Belli ki yeni aktörler üzerinden şekillenen yeni bir coğrafyayla karşı karşıya kalacağız. Kimin hangi tarihte devrileceğinin ya da siyasi ömrünü ne kadar uzatabildiğinin değeri yok. Aktörler değişiyor, rejimler yıkılıyor. Kuvvetle muhtemel, siyasi sınırlar üzerinde de beklenmedik değişimler yaşanacak.
Devletlerin yegane oyun kurucu olduğu dönem çoktan kapandı. Onun yerine en az devlet kadar, bazen ondan daha güçlü aktörler geliyor. Ya da devlet kadar güçlü olmasa da, oyun kurabilme yeteneğine sahip aktörler sahneye çıkıyor.
İşin en ilginç yanı da tam bu noktada. Ayaklanmalar, rejim değişiklikleri, devrimler ve bu parantezdeki tüm hareketler, var olan yapıyı korumak adına gerçekleşmiyor. Belki de tam aksine ‘bölünme’nin meşrulaşması için mücadele ediliyor. Başka bir deyişle, kendi özgürlükleri adına mücadele eden geniş kesimlerin tezleri, birlikte yola devam etmekten çok, ‘herkesin kendi payına düşeni alması’ yönünde gelişiyor.
Gelenek nereye kadar?
Arap Baharı adı verilen sürecin, baskıcı rejimlerin sona ermesi ve yerine daha demokratik yapıların gelişi olarak okunması, ilk bakışta doğru görünüyor. Sonuç itibarıyla insanların özgürlük ve adalet duygularıyla hareket ettiğini kimse inkar edemez.
Ancak biraz daha yakından baktığımızda manzara çok farklı. Libya ve Suriye gibi örnekler soğukkanlı biçimde incelenirse, rejimi ya da mevcut diktatörü yıkmak için harekete geçenlerin, amaçlarına ulaştıktan sonra ülkeyi bir ve bütün olarak yönetme konusunda kafalarının hayli karışık olduğu görülebilir. Nitekim bugün Libya’da kelimenin tam anlamıyla kan gövdeyi götürüyor ve bu haliyle ülkenin bütün olarak varlığını sürdürmesi neredeyse imkansız. İlginçtir, Türkiye dışında hemen herkes doğrusu buymuş gibi davranıyor.
Mısır gibi devletin kurumsal anlamda güçlü temellere sahip olduğu, özellikle de başka ülkeleri etkileme kapasitesi yüksek ülkelerde durum farklı. En azından şimdilik.
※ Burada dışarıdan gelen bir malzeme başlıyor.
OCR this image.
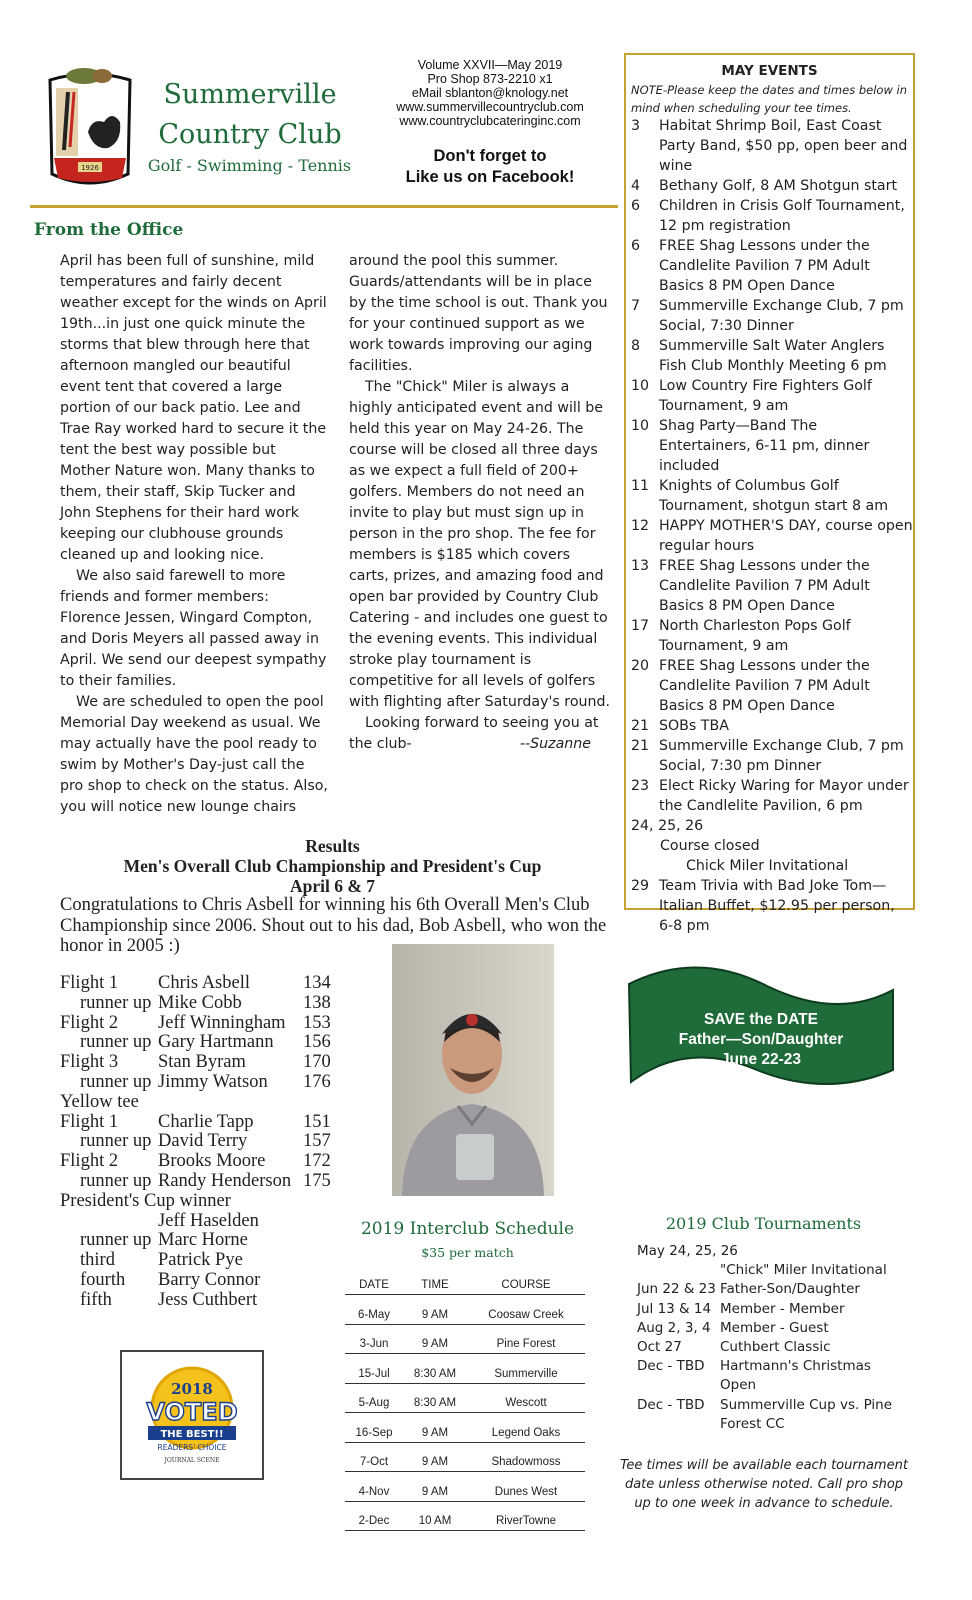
1926
Summerville
Country Club
Golf - Swimming - Tennis
Volume XXVII—May 2019
Pro Shop 873-2210 x1
eMail sblanton@knology.net
www.summervillecountryclub.com
www.countryclubcateringinc.com
Don't forget to
Like us on Facebook!
From the Office

April has been full of sunshine, mild temperatures and fairly decent weather except for the winds on April 19th...in just one quick minute the storms that blew through here that afternoon mangled our beautiful event tent that covered a large portion of our back patio. Lee and Trae Ray worked hard to secure it the tent the best way possible but Mother Nature won. Many thanks to them, their staff, Skip Tucker and John Stephens for their hard work keeping our clubhouse grounds cleaned up and looking nice.

We also said farewell to more friends and former members: Florence Jessen, Wingard Compton, and Doris Meyers all passed away in April. We send our deepest sympathy to their families.

We are scheduled to open the pool Memorial Day weekend as usual. We may actually have the pool ready to swim by Mother's Day-just call the pro shop to check on the status. Also, you will notice new lounge chairs

around the pool this summer. Guards/attendants will be in place by the time school is out. Thank you for your continued support as we work towards improving our aging facilities.

The "Chick" Miler is always a highly anticipated event and will be held this year on May 24-26. The course will be closed all three days as we expect a full field of 200+ golfers. Members do not need an invite to play but must sign up in person in the pro shop. The fee for members is $185 which covers carts, prizes, and amazing food and open bar provided by Country Club Catering - and includes one guest to the evening events. This individual stroke play tournament is competitive for all levels of golfers with flighting after Saturday's round.

Looking forward to seeing you at the club-	--Suzanne

MAY EVENTS
NOTE-Please keep the dates and times below in mind when scheduling your tee times.
3	Habitat Shrimp Boil, East Coast Party Band, $50 pp, open beer and wine
4	Bethany Golf, 8 AM Shotgun start
6	Children in Crisis Golf Tournament, 12 pm registration
6	FREE Shag Lessons under the Candlelite Pavilion 7 PM Adult Basics 8 PM Open Dance
7	Summerville Exchange Club, 7 pm Social, 7:30 Dinner
8	Summerville Salt Water Anglers Fish Club Monthly Meeting 6 pm
10 Low Country Fire Fighters Golf Tournament, 9 am
10 Shag Party—Band The Entertainers, 6-11 pm, dinner included
11 Knights of Columbus Golf Tournament, shotgun start 8 am
12 HAPPY MOTHER'S DAY, course open regular hours
13 FREE Shag Lessons under the Candlelite Pavilion 7 PM Adult Basics 8 PM Open Dance
17 North Charleston Pops Golf Tournament, 9 am
20 FREE Shag Lessons under the Candlelite Pavilion 7 PM Adult Basics 8 PM Open Dance
21 SOBs TBA
21 Summerville Exchange Club, 7 pm Social, 7:30 pm Dinner
23 Elect Ricky Waring for Mayor under the Candlelite Pavilion, 6 pm
24, 25, 26
Course closed
Chick Miler Invitational
29 Team Trivia with Bad Joke Tom—Italian Buffet, $12.95 per person, 6-8 pm
Results
Men's Overall Club Championship and President's Cup
April 6 & 7
Congratulations to Chris Asbell for winning his 6th Overall Men's Club Championship since 2006. Shout out to his dad, Bob Asbell, who won the honor in 2005 :)
Flight 1	Chris Asbell	134
runner up Mike Cobb	138
Flight 2	Jeff Winningham 153
runner up Gary Hartmann	156
Flight 3	Stan Byram	170
runner up Jimmy Watson	176
Yellow tee
Flight 1	Charlie Tapp	151
runner up David Terry	157
Flight 2	Brooks Moore	172
runner up Randy Henderson 175
President's Cup winner
Jeff Haselden
runner up Marc Horne
third	Patrick Pye
fourth	Barry Connor
fifth	Jess Cuthbert
2018
VOTED
THE BEST!!
READERS' CHOICE
JOURNAL SCENE
SAVE the DATE
Father—Son/Daughter
June 22-23
2019 Interclub Schedule
$35 per match
DATE	TIME	COURSE
6-May	9 AM	Coosaw Creek
3-Jun	9 AM	Pine Forest
15-Jul	8:30 AM	Summerville
5-Aug	8:30 AM	Wescott
16-Sep	9 AM	Legend Oaks
7-Oct	9 AM	Shadowmoss
4-Nov	9 AM	Dunes West
2-Dec	10 AM	RiverTowne
2019 Club Tournaments
May 24, 25, 26
"Chick" Miler Invitational
Jun 22 & 23 Father-Son/Daughter
Jul 13 & 14 Member - Member
Aug 2, 3, 4 Member - Guest
Oct 27	Cuthbert Classic
Dec - TBD	Hartmann's Christmas Open
Dec - TBD	Summerville Cup vs. Pine Forest CC
Tee times will be available each tournament date unless otherwise noted. Call pro shop up to one week in advance to schedule.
Türkiye ve İran için de aynı tespiti yapmak mümkün. Ama bu özellikleri, söz konusu ülkelerin günü geldiğinde bu yönde sorun yaşamayacağı anlamına gelmiyor. Nitekim Türkiye’nin Kürt sorununda geldiği noktaya bu çerçevede bakmak yararlı olabilir.
Irak örneği ve parçalanma
Biraz karmaşık bir konuyu ele aldığımın farkındayım elbette. Ama zihninizde daha berrak hale getirmek için çok daha somut bir örnekten hareket edelim.
Yıllar yılı Irak’ın bölüneceğini iddia edenler, komplo teorisi üretmekle suçlandı. Birinci ve ikinci işgal girişimlerinin ardından Irak’taki merkezi yönetim (Saddam) tamamen ortadan kaldırılınca, gerçekle karşı karşıya kaldık. Artık Irak’ın kuzeyinde yarı bağımsız bir yapının, Bölgesel Kürt Yönetimi’nin olmasını yadırgamıyoruz. Dahası Bağdat’ta başbakan sıfatıyla oturan kişinin, Irak’ın Bağdat’tan güneye kadar uzanan alanda bir Şii Arap devletini inşa etmesine de tepki vermiyoruz.
Şu günlerde petrol gelirleri üzerinden Bağdat ve Erbil hattında yaşanan çatışma, hiç kuşku yok ki adına Arap Baharı dediğimiz sürecin hızlandırdığı bir ayrışmanın ifadesi.
Yine kuşku yok ki benzeri bir durum Suriye’de yaşanacak ve bugün siyasi muhalefetin merkezinde yer alan Sünni Arapların, bu ülkenin tamamını kontrol edecek bir yönetim oluşturmalarına izin verilmeyecek.
Devlet dışı güçlerin, devletimsi yapıların, hatta sivil aktörlerin daha etkin olacağı bir döneme zihinsel olarak hazır olup olmadığımızı sorgulamak için sesli düşünüyorum. Ortaya çıkan manzarayı, ne tek başına olumsuz, ne de demokrasi şöleni gibi görmeden, yeni coğrafyada nasıl ayakta kalacağımızı düşünmenin herhalde sakıncası yoktur!